Hacker News new | ask | show | jobs
by Sujan 4850 days ago
Especially the remarks about the costs and alleged fails of NewRelic seem totally wrong to me.

As a very happy NewRelic customer, I can say they did exactly what they advertise: Help monitor the application performance in the server (!). The queueing that now seems to be a problem of Heroku doesn't happen in the server that is processing the request, so by default it can't show the time needed.

Actually I'm quite sure that using one part of NewRelic, RUM (real user monitoring), should have shown the problem quite obviously. It shows how long a user had to wait for the request complete, including DNS lookup and network time.
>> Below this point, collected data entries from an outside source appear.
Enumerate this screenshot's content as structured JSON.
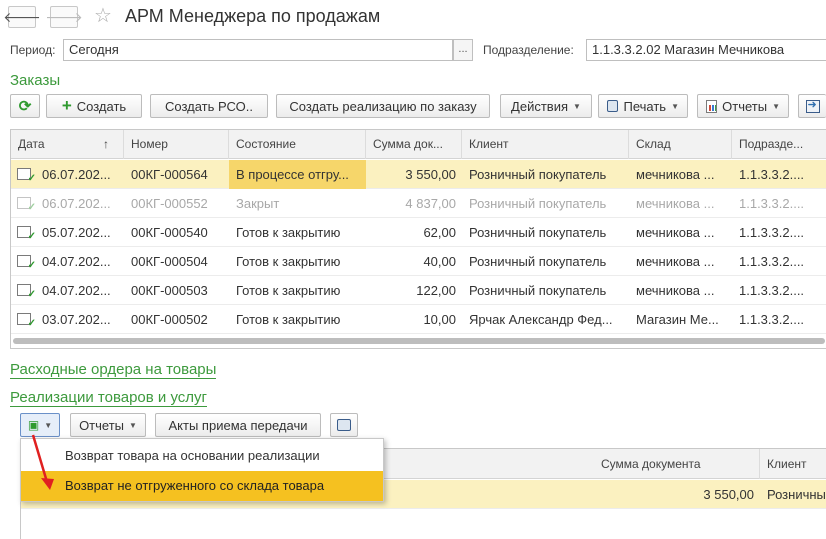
{
  "window": {
    "title": "АРМ Менеджера по продажам"
  },
  "filters": {
    "period_label": "Период:",
    "period_value": "Сегодня",
    "period_btn": "...",
    "division_label": "Подразделение:",
    "division_value": "1.1.3.3.2.02 Магазин Мечникова"
  },
  "orders": {
    "title": "Заказы",
    "toolbar": {
      "create": "Создать",
      "create_rso": "Создать РСО..",
      "create_sale": "Создать реализацию по заказу",
      "actions": "Действия",
      "print": "Печать",
      "reports": "Отчеты"
    },
    "columns": [
      "Дата",
      "Номер",
      "Состояние",
      "Сумма док...",
      "Клиент",
      "Склад",
      "Подразде..."
    ],
    "sort_indicator": "↑",
    "rows": [
      {
        "date": "06.07.202...",
        "number": "00КГ-000564",
        "status": "В процессе отгру...",
        "sum": "3 550,00",
        "client": "Розничный покупатель",
        "warehouse": "мечникова ...",
        "division": "1.1.3.3.2...."
      },
      {
        "date": "06.07.202...",
        "number": "00КГ-000552",
        "status": "Закрыт",
        "sum": "4 837,00",
        "client": "Розничный покупатель",
        "warehouse": "мечникова ...",
        "division": "1.1.3.3.2...."
      },
      {
        "date": "05.07.202...",
        "number": "00КГ-000540",
        "status": "Готов к закрытию",
        "sum": "62,00",
        "client": "Розничный покупатель",
        "warehouse": "мечникова ...",
        "division": "1.1.3.3.2...."
      },
      {
        "date": "04.07.202...",
        "number": "00КГ-000504",
        "status": "Готов к закрытию",
        "sum": "40,00",
        "client": "Розничный покупатель",
        "warehouse": "мечникова ...",
        "division": "1.1.3.3.2...."
      },
      {
        "date": "04.07.202...",
        "number": "00КГ-000503",
        "status": "Готов к закрытию",
        "sum": "122,00",
        "client": "Розничный покупатель",
        "warehouse": "мечникова ...",
        "division": "1.1.3.3.2...."
      },
      {
        "date": "03.07.202...",
        "number": "00КГ-000502",
        "status": "Готов к закрытию",
        "sum": "10,00",
        "client": "Ярчак Александр Фед...",
        "warehouse": "Магазин Ме...",
        "division": "1.1.3.3.2...."
      }
    ]
  },
  "links": {
    "expense_orders": "Расходные ордера на товары",
    "sales": "Реализации товаров и услуг"
  },
  "sales": {
    "toolbar": {
      "reports": "Отчеты",
      "acts": "Акты приема передачи"
    },
    "columns": [
      "Сумма документа",
      "Клиент"
    ],
    "row": {
      "sum": "3 550,00",
      "client": "Розничны"
    }
  },
  "dropdown": {
    "items": [
      "Возврат товара на основании реализации",
      "Возврат не отгруженного со склада товара"
    ]
  },
  "colors": {
    "accent_green": "#3d9a3d",
    "selection": "#fbf1c0",
    "menu_active": "#f5c120",
    "arrow": "#e02020"
  }
}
So if users waited longer for answers to their requests than the backend time should indicate, every developer should have taken this as a hint to investigate further.

Well, even using the application should have been enough to know that something is wrong when NR reports 250ms backend time, but page need at least 1200ms to return first byte to the customer.

1 comments

Errrm, unless I'm entirely mistaken the problem is that the queueing does happen in the server that's processing the request, and New Relic just doesn't report it.
Well, as I understood it the queueing happens in some kind of load balancer that is responsible for routing the requests between different servers ("dynos" in Heroku speak) to handle the requests. New Relic is a plugin for your server and hooks into Apache and PHP (or this case Rails) to learn how long it takes to process the requests (and retrieve data from the database and/or a cache). This means, to me, that queueing strictly is out of the scope of what NewRelic normally does.

However it's great that they and Heroku now found a way to report the correct queueing time. As far as I understood it, they use a special header added by Heroku to calculate the time themselves and report it in their dashboard.